Le débat autour du rapatriement des familles de djihadistes est devenu un sujet récurrent dans la politique française de ces trois dernières années. À chaque nouvel acte, une nouvelle polémique. La première remonte à février 2019. À un journaliste de l’AFP qui s’est rendu dans un camp de prisonniers syriens, une femme lance : « Mon fils grandira un jour et deviendra djihadiste ». Tollé à droite, les plateaux de télévision s’animent : faut-il sacrifier des Français à l’allégeance douteuse pour le bien de la sécurité nationale ?
Originaires du camp d’Al Hol, ces 55 membres de familles de djihadiste ont vécu un retour mouvementé. Arrivés à 4h du matin ce jeudi 20 octobre sur le sol français, toutes les femmes ont été présentées à la DGSI ou à un juge dès leur arrivée. Les enfants, eux, seront vite remis à des familles d’accueil. Les plus jeunes ont trois ans, les plus âgés sont désormais adolescents.
Une pression juridique de la CEDH
Pourtant, cette décision est peut-être motivée par des raisons assez pragmatiques. En effet, le 14 septembre dernier, la Défenseure des droits Claire Hédon, de la CEDH, avait condamné la France à rapatrier les familles de djihadistes détenues dans des camps en Syrie dans les prochaines semaines.
À l’origine de cette condamnation, on retrouve la plainte de deux couples qui avaient demandé le retour de leurs familles, sans succès : le Conseil d’État avait rejeté leur demande. Mais ne lâchant pas l’affaire, ils sont allés la porter devant la CEDH qui leur a donné raison, invoquant le droit des enfants alors que la malnutrition et de pénibles conditions de détention règnent dans ces camps.

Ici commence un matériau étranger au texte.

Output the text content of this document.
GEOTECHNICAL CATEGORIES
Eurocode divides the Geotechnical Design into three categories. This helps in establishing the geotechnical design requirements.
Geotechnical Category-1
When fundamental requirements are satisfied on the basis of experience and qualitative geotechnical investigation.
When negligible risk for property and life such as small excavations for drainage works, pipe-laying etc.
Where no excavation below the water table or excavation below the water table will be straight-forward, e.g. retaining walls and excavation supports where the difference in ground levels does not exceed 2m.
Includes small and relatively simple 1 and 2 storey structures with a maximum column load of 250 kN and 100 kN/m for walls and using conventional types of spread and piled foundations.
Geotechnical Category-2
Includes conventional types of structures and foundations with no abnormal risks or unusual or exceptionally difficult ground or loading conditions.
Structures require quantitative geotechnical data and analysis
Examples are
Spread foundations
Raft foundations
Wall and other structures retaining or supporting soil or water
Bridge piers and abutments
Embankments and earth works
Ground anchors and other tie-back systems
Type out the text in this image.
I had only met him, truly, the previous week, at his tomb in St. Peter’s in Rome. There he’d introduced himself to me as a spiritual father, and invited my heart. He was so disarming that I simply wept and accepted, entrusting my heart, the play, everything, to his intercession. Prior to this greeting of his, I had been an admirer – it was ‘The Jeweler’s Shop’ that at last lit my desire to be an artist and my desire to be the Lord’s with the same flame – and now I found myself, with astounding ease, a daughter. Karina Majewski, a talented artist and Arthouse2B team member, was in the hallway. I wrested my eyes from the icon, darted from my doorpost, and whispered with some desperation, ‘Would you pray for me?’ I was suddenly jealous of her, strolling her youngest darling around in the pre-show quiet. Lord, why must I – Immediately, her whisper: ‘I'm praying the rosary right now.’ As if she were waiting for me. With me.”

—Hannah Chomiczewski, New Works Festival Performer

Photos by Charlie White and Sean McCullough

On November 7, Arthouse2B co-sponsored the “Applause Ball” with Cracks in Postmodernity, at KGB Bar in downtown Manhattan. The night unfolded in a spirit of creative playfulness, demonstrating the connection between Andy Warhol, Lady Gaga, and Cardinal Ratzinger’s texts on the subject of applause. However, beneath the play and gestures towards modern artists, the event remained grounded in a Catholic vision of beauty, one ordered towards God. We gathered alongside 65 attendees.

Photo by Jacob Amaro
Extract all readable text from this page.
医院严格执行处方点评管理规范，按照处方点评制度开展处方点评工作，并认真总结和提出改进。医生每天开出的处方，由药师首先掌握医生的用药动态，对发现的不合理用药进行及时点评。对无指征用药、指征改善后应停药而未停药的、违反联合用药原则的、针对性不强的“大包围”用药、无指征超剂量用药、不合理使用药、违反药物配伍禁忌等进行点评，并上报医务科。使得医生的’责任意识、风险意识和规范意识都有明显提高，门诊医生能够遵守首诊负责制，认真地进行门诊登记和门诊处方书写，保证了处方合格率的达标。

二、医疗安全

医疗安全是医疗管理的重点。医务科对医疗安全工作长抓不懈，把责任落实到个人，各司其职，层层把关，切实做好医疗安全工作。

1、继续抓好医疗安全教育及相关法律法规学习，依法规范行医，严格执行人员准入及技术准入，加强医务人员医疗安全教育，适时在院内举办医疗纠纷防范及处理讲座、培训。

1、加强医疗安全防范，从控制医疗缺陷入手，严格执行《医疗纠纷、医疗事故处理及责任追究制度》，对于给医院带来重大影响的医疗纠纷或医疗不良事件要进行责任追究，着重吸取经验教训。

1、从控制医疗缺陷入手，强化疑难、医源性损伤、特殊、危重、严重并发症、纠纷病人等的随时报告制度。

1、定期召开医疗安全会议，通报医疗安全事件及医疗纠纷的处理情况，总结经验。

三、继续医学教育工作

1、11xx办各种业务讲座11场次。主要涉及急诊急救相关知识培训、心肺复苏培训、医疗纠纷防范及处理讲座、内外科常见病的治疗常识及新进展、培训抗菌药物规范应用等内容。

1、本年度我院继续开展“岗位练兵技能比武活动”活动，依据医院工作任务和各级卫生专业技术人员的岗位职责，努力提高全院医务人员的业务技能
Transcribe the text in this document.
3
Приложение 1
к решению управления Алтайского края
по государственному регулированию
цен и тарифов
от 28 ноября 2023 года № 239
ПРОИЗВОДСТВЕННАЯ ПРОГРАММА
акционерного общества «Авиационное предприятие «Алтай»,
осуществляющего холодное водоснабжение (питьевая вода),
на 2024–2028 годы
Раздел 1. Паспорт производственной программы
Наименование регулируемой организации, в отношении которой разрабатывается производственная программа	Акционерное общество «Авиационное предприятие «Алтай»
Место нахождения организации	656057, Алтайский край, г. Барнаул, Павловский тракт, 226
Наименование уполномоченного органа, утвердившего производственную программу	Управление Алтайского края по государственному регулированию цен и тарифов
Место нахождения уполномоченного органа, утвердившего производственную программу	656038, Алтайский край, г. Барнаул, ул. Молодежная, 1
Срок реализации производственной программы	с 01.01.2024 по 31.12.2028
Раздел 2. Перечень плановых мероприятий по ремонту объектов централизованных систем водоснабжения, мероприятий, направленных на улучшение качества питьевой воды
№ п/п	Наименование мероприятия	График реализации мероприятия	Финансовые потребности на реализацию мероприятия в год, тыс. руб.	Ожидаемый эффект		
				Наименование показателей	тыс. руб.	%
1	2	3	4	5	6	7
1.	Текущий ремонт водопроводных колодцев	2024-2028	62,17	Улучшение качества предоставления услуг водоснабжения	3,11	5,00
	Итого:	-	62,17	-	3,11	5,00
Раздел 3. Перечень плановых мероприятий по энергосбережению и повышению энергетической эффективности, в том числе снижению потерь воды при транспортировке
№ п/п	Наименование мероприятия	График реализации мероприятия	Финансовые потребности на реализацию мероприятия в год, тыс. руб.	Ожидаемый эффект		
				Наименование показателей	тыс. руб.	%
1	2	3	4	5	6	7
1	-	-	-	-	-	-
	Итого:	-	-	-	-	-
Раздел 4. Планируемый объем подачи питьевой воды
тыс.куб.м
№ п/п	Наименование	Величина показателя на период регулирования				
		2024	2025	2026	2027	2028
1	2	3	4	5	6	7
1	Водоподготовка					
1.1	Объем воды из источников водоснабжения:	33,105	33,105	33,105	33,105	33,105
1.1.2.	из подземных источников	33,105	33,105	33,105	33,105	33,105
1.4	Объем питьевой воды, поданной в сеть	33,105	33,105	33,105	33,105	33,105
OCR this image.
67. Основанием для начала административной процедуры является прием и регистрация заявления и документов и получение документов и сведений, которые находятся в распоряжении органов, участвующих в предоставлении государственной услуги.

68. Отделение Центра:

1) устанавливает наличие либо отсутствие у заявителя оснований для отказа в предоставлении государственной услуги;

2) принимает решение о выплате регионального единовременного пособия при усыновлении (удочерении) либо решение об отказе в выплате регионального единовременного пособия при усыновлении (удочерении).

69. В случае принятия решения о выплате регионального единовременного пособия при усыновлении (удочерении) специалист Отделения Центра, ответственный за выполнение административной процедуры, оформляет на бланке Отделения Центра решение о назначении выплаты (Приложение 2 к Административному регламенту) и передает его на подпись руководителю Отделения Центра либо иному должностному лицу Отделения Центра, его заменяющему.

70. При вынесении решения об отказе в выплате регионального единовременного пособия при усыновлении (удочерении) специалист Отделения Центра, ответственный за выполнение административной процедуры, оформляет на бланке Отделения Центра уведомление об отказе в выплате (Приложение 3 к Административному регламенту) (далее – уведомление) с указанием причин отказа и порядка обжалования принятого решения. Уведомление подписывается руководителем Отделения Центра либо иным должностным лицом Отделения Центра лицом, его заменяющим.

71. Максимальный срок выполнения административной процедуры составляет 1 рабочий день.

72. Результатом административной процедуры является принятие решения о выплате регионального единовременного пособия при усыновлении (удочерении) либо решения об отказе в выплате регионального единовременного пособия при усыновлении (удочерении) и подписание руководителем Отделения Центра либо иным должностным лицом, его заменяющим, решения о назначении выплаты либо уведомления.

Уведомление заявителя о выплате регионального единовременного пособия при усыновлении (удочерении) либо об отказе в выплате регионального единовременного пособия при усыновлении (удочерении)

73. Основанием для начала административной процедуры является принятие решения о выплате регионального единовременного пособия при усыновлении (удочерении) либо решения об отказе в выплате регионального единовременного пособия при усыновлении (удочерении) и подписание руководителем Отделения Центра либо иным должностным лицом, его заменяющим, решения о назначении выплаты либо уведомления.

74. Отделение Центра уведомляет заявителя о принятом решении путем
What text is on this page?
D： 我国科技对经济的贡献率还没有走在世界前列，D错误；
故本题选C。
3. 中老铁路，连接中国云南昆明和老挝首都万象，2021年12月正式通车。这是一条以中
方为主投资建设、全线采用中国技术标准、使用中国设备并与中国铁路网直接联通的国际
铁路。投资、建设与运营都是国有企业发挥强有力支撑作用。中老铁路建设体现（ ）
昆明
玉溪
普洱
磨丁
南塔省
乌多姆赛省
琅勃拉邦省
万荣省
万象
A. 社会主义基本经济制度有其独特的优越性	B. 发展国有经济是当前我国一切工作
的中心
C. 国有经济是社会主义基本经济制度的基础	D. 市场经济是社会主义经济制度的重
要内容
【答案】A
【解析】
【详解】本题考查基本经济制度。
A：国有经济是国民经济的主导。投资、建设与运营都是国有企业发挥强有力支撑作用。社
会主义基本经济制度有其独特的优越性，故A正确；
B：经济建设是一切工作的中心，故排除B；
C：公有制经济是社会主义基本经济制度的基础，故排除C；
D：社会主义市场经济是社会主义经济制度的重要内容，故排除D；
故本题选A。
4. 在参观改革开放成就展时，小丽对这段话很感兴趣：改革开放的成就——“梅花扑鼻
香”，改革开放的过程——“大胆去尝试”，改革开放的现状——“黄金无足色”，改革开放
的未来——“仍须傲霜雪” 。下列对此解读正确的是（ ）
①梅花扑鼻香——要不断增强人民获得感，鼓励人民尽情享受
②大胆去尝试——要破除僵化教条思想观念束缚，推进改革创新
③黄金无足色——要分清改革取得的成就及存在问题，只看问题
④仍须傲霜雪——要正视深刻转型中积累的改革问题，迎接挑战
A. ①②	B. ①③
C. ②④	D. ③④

Cependant, ces rapatriements humanitaires soulèvent a priori quelques problèmes. Le premier d’entre eux est sans nul doute celui des enfants qui n’y ont commis aucun crime, mais qui ont subi le sévère endoctrinement qui régnait dans les camps de Daech. De quoi les qualifier de potentielles « bombes à retardement » selon le procureur de la République de Paris François Molins. Du côté des femmes de djihadistes, leur jugement se fera au cas par cas pour leur éventuelle complicité terroriste. Selon Laurent Nunez, ce seraient encore 300 personnes qui vivraient aujourd’hui dans ces camps, surveillés par les troupes du président syrien Bachar El-Assad.